田原氏が取った対抗手段は30億円の債権を有するアセットコーポレーションでクイーンズヒルのクレジット客の立替払金を差し押さえるというもの。回収した配当を再度クイーンズヒルに貸し付けることで資金繰りに回していた。アセットコーポレーションはクイーンズヒルの親会社だった(株)ソロンコーポレーションの関連会社で田原氏が経営権を掌握している。実際には会員が差し押さえている金額は4億5,000万円までには至らないと見られるが、クレジット払いが普及した今日、クイーンズヒルの資金繰りが「綱渡り」であることが浮き彫りとなった。
こうしたなか、7月にクイーンズヒルは、発刊した定期会報で大規模なコース再生計画を打ち出している。詳細な調査によりコースが大規模に破損、老朽化していることが発覚した旨を告知。2年後の創業30周年のタイミングでオープン時のようなコースに復活させる計画だ。48カ所の排水不良箇所を3年計画で再生させるとして一部では経年劣化したコース設備の改修・更新を終えたことを報告している。誌面を見る限り、相応の改修資金を有しているように映る。申立人の三浦弁護士は「あたかも今回の調査でコースの不良が発覚したように記載しているが、排水不良などコースが痛んでいるのは10年以上前から露呈している問題。これは田原氏も承知している」と指摘。「とてもそんな原資はない」と切り捨てる。
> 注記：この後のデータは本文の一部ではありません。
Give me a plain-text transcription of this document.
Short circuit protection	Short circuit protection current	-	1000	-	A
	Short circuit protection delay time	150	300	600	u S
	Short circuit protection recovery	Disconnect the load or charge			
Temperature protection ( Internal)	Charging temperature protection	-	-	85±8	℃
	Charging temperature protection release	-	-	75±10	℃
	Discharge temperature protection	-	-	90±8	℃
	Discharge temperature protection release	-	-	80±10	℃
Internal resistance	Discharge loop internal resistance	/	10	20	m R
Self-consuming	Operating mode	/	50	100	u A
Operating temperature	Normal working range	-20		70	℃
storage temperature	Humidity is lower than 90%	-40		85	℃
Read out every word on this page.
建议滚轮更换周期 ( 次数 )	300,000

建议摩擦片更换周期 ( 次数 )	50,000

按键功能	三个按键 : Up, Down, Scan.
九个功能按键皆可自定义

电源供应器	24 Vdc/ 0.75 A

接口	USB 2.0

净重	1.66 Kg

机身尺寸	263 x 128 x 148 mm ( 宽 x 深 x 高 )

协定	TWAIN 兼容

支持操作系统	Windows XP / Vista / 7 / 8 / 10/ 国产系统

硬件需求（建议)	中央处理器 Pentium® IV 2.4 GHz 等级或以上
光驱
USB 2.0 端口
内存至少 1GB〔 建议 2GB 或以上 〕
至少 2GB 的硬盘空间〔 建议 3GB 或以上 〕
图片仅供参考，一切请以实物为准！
こうしたなかで売り出されたのが先述の「現金限定」の3枚・2万8,000円の回数券だ。関係者はこうしたなかで発生した「コロナ禍」に注目する。裁判所の活動がクイーンズヒルの資金繰りに影響を与えたというのだ。緊急事態宣言下で一部の業務は縮小・中断されたが、差押に係る業務も中断された。その間のクレジット差押の回収も滞ることになる。クイーンズヒルの回数券がその埋め合わせに発行されたものだとすると手持ち現金はかなり深刻な状況に陥っていることになる。
カギ握る大口債権者九州債権回収の動静
申立人側が照準を合わせているのが、アセットコーポレーション=田原氏がクイーンズヒルに有する30億円の債権だ。会員権の販売で集めた118億円はゴルフ場を建設しておつりがくるほどの大金。ソロンコーポレーションとクイーンズヒルの経営環境が悪化するなかで、どういう現金のやり取りがあったのかという疑念が生じている。会員からすれば「アセットに貸しはあっても借りはない」(三浦氏)という想いがある。裁判所の審尋は7月27日に3回目が開催された裁判所の審尋は次回8月20日に開催される。早ければ9月にも裁判所の判断が降りる見通しだが、申立人側は民事再生開始に必要、もしくは目標とする嘆願書の数を明確にしていない。回収した153通で事足りると判断したとも取れるが、別の思惑がありそうだ。
注目されるのがもう1つの大口債権者だ。西日本フィナンシャルホールディングス傘下のサービサー・九州債権回収は旧福岡シティ銀行が融資した債権を抵当権付きで譲受。クイーンズヒルに対して約20億円の債権を有する。旧福岡シティ銀行は融資を通じてクイーンズヒルやソロンコーポレーションの栄枯盛衰を注視してきた。同社の選択が裁判所の判断にも影響を与えることになりそうだ。
先述の通り、嘆願書にサインした会員は回数券以外にもセルフプレー導入の噂に懸念を示す。実現するとキャディの人件費削減につながり収益面で寄与するが「さらなる質の劣化につながりかねない」と懸念している。現状、導入は実現していないが、一部会員からは「完全に断念していないのではないか」という声が挙がっている。
三浦弁護士は「現状やっていることを放置することは許さない。このまま放っておいたらぼろぼろになってしまうのは目に見えている」と使命感が申立人に加わった理由であると示唆している。クイーンズヒルが「高級ゴルフコース」としての評価を守れるか、正念場に立たされている。